Another attribute of economists is their portrayal of the dispassionate observer of society gravely describing the “deep laws” humans are foolish to push back against. They project the air of sober analysis. They attempt to inject a discipline and rigor into the messy pool of human interaction. They want us to believe that what they describe is inevitable. So they take it upon themselves to act as caretakers of what ought to be.
No, it isn’t defiance. It is activism.
Having wandered into their intellectual wilderness, and having starved themselves of the diversity and complexity of reality, they have returned convinced in their hungry delirium that they have discovered ways in which society ought to conduct its affairs.
Economics, in its various mainstream hues, is profoundly normative. It is an attempt to dictate the ways in which we order our economic activity.
We know this from the way in which it treats collective action. It disallows such activity in its every recess and crevice. It is totally committed to the individual being the core agent. And that individual is presumed to be inhumanly rational.
This is why Keynesian ideas about the efficacy of examining macro or meta themes was considered apostate and had to be eradicated or so mutilated that they could be neutered politically.
This is why the Marxist critique is ignored as if power relations had no social significance.
This is why gender and minority considerations are thought irrelevant.
This is why institutions are disregarded as having theoretical import.
This is why knowledge has never found its way into the core of the so-called “production function”.
This is why the various fantasies of general equilibrium are tolerated by people with vast analytical skills and who, thus, ought to know better.
This is why growth theorists are content with models that predict a small portion of growth — the rest they tell us is a mystery.
This is why theories of the firm are hopelessly at odds with the firms we work in.
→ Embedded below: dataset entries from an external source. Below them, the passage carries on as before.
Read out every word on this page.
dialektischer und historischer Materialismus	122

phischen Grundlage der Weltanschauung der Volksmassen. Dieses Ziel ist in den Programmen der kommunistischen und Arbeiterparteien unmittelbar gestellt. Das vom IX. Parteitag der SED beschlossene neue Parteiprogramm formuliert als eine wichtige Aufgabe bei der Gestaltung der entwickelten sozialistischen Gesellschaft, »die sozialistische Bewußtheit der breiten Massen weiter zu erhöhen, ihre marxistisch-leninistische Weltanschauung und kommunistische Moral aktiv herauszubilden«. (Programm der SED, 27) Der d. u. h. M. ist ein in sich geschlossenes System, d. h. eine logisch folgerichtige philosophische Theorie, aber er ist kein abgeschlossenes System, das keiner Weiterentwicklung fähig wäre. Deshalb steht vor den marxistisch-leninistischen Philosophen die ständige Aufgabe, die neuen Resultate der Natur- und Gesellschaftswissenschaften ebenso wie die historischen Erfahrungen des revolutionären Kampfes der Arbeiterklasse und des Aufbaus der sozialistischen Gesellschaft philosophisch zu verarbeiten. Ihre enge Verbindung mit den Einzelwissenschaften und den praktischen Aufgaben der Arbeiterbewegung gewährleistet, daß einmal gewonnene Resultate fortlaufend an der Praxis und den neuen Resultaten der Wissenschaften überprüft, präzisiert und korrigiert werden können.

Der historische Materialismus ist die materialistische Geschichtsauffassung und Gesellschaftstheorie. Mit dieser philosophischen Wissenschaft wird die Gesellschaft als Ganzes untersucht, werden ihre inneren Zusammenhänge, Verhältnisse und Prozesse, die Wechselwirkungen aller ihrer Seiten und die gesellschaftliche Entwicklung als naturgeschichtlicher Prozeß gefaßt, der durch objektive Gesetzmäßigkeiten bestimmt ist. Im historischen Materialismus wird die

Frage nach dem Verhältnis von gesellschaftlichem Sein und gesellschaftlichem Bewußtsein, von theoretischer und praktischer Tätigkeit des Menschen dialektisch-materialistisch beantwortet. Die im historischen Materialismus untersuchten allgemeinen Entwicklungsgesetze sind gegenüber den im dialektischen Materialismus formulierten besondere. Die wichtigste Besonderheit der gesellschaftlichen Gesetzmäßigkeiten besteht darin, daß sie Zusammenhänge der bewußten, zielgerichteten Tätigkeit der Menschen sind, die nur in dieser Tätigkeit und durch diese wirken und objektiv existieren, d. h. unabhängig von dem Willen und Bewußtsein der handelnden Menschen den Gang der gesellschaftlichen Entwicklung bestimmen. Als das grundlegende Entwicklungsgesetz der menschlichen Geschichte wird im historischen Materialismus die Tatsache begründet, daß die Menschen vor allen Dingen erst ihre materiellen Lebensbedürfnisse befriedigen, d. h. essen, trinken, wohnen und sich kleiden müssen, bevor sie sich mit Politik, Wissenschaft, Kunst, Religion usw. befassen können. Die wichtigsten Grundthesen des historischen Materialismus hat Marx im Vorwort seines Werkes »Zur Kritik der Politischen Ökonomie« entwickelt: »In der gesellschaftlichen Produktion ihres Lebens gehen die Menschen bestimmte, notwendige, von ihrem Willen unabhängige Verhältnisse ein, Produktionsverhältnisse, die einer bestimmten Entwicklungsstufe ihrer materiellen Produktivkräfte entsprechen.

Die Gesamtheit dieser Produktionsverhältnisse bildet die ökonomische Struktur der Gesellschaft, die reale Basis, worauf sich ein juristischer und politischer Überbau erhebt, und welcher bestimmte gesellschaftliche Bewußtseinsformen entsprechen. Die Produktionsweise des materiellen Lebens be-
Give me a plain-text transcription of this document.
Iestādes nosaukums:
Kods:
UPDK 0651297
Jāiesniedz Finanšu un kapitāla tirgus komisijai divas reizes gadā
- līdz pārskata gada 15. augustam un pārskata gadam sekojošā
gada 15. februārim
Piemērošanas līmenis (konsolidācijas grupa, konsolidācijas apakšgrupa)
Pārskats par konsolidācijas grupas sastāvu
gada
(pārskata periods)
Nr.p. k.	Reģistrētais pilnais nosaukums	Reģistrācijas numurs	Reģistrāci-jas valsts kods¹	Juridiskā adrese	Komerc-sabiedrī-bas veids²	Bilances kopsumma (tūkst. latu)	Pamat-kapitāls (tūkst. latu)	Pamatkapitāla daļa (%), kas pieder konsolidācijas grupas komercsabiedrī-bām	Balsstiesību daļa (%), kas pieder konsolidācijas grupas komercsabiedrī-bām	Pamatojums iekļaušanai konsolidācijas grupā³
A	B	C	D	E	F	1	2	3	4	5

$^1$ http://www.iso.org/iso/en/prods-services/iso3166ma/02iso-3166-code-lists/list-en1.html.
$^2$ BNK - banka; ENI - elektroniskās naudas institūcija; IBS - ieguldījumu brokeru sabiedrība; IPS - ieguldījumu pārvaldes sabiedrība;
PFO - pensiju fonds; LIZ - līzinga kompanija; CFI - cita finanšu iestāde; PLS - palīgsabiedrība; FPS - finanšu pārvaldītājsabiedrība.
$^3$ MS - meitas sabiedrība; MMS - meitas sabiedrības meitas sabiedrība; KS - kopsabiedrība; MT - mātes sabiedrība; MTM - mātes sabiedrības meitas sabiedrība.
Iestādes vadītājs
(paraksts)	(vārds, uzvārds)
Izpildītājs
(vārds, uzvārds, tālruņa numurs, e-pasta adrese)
This is why oddities such as the notion of “marginal analysis” exist. Beautiful constructs and intellectually interesting, but not found in nature, they distract from locating better, more practical and real explanations of economic artifacts.
The list goes on.
This has all been said before. And it has been said much more eloquently.
So: my advice is to study the economy by taking classes in politics, sociology, philosophy, business or organizational theory. Get steeped in information theory. Build those agent based models. Go and talk to workers, shopkeepers, and all the other people in the real world.
But stay away from economics.
Especially if you’re serious about the economy.